In a comment to a recent question, @Nosajimiki made a good point. The OP had not tagged the question hard-science or science-based, so I chastised other respondents for taking a hard-line Real World stance about the OP's premise based on the idea that Real Life cannot be an overriding limitation on any question unless specifically requested.
@Nosajimiki pointed out that the xenobiology tag demands hard science.
At this time "xenobiology" is strictly defined using the Wikipedia page, which is discussing (and these are my words) the professional study of biology in terms of what chemistry could allow outside of Earth-centric biology. In other words, the Wikipedia page isn't discussing creature-design. Far from it.
In fact, the fundamental problem is (since new users never read tag wikis) that users are using the xenobiology tag based on their own personal expectations and not at all based on what wikipedia says about the academic investigation into the limits of chemistry-based biology.
Question: Should the xenobiology tag automatically imply the hard-science or science-based tags?
"No" would mean rewriting the Xenobiology tag wiki. Frankly, it's a poor wiki right now, relying on another web page which can change and has, itself, nothing to do with worldbuilding to establish the context of the idea for worldbuilding.
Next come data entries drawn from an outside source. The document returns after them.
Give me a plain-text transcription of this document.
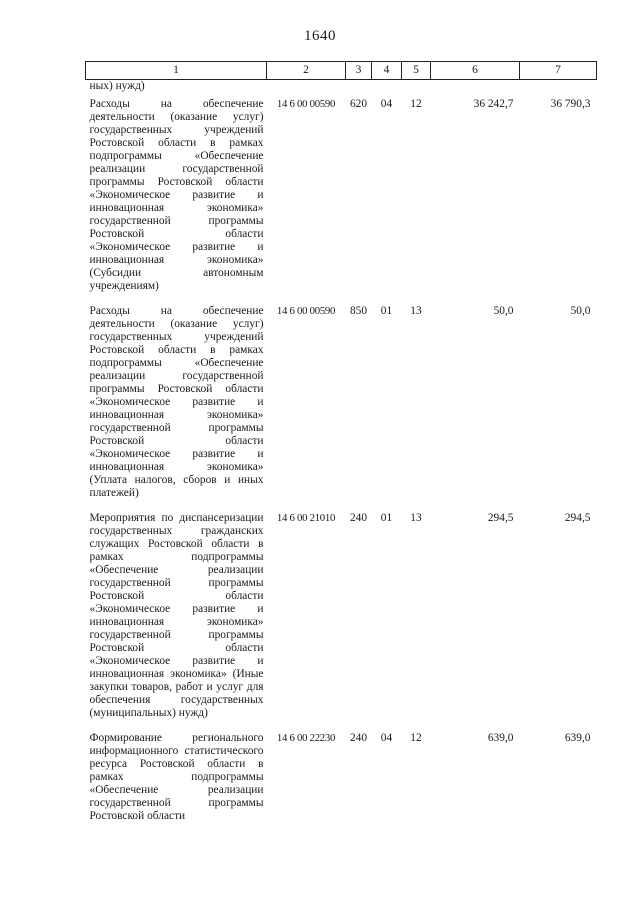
1640
1	2	3	4	5	6	7
ных) нужд)						
Расходы на обеспечение деятельности (оказание услуг) государственных учреждений Ростовской области в рамках подпрограммы «Обеспечение реализации государственной программы Ростовской области «Экономическое развитие и инновационная экономика» государственной программы Ростовской области «Экономическое развитие и инновационная экономика» (Субсидии автономным учреждениям)	14 6 00 00590	620	04	12	36 242,7	36 790,3
Расходы на обеспечение деятельности (оказание услуг) государственных учреждений Ростовской области в рамках подпрограммы «Обеспечение реализации государственной программы Ростовской области «Экономическое развитие и инновационная экономика» государственной программы Ростовской области «Экономическое развитие и инновационная экономика» (Уплата налогов, сборов и иных платежей)	14 6 00 00590	850	01	13	50,0	50,0
Мероприятия по диспансеризации государственных гражданских служащих Ростовской области в рамках подпрограммы «Обеспечение реализации государственной программы Ростовской области «Экономическое развитие и инновационная экономика» государственной программы Ростовской области «Экономическое развитие и инновационная экономика» (Иные закупки товаров, работ и услуг для обеспечения государственных (муниципальных) нужд)	14 6 00 21010	240	01	13	294,5	294,5
Формирование регионального информационного статистического ресурса Ростовской области в рамках подпрограммы «Обеспечение реализации государственной программы Ростовской области	14 6 00 22230	240	04	12	639,0	639,0
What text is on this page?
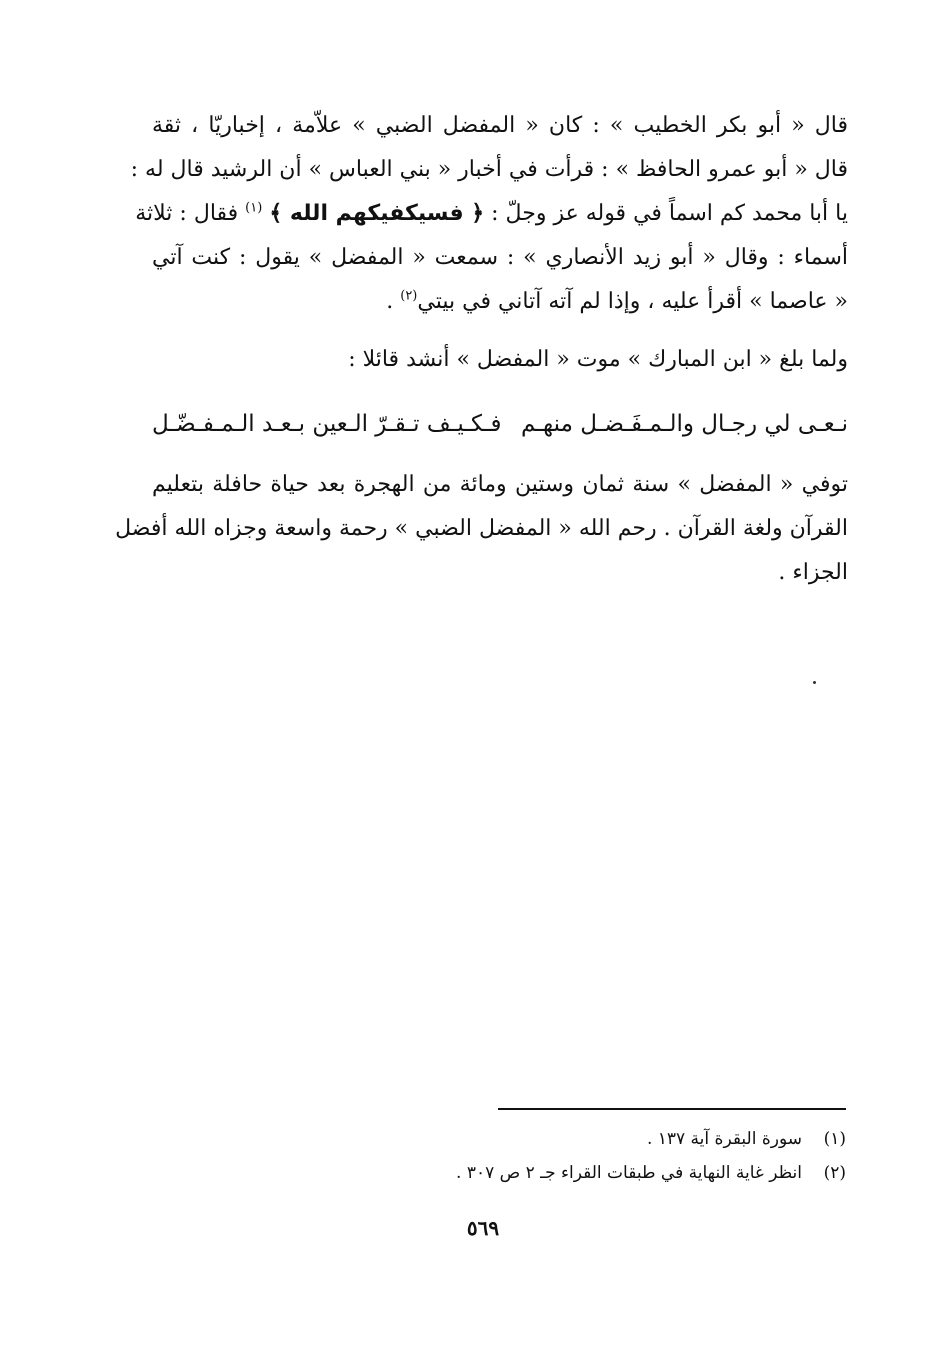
قال « أبو بكر الخطيب » : كان « المفضل الضبي » علاّمة ، إخباريّا ، ثقة
قال « أبو عمرو الحافظ » : قرأت في أخبار « بني العباس » أن الرشيد قال له :
يا أبا محمد كم اسماً في قوله عز وجلّ : ﴿ فسيكفيكهم الله ﴾ $^{(١)}$ فقال : ثلاثة
أسماء : وقال « أبو زيد الأنصاري » : سمعت « المفضل » يقول : كنت آتي
« عاصما » أقرأ عليه ، وإذا لم آته آتاني في بيتي$^{(٢)}$ .
ولما بلغ « ابن المبارك » موت « المفضل » أنشد قائلا :
نـعـى لي رجـال والـمـفَـضـل منهـم
فـكـيـف تـقـرّ الـعين بـعـد الـمـفـضّـل
توفي « المفضل » سنة ثمان وستين ومائة من الهجرة بعد حياة حافلة بتعليم
القرآن ولغة القرآن . رحم الله « المفضل الضبي » رحمة واسعة وجزاه الله أفضل
الجزاء .
(١)سورة البقرة آية ١٣٧ .
(٢)انظر غاية النهاية في طبقات القراء جـ ٢ ص ٣٠٧ .
٥٦٩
Honestly, I think the wiki should be improved regardless what decision is made here.
Existing tag short-summary
Use this tag to mark questions related to creating plausible alien biologies that may be close to or far removed from Earthly biology but within the realms of hard science.
Existing tag wiki
See Wikipedia entry. Xenobiology describes a form of biology that is not familiar to science and is not found in Earthly life. Novel biological systems and biochemistries that differ from the canonical DNA-RNA-20 amino acid system, which can include variations on the same these (e.g. different amino acids), totally different systems (such as the SF staple of silicon-based life).
This can include different biochemistry, or different biological systems and organs without regard to the underlying chemestry.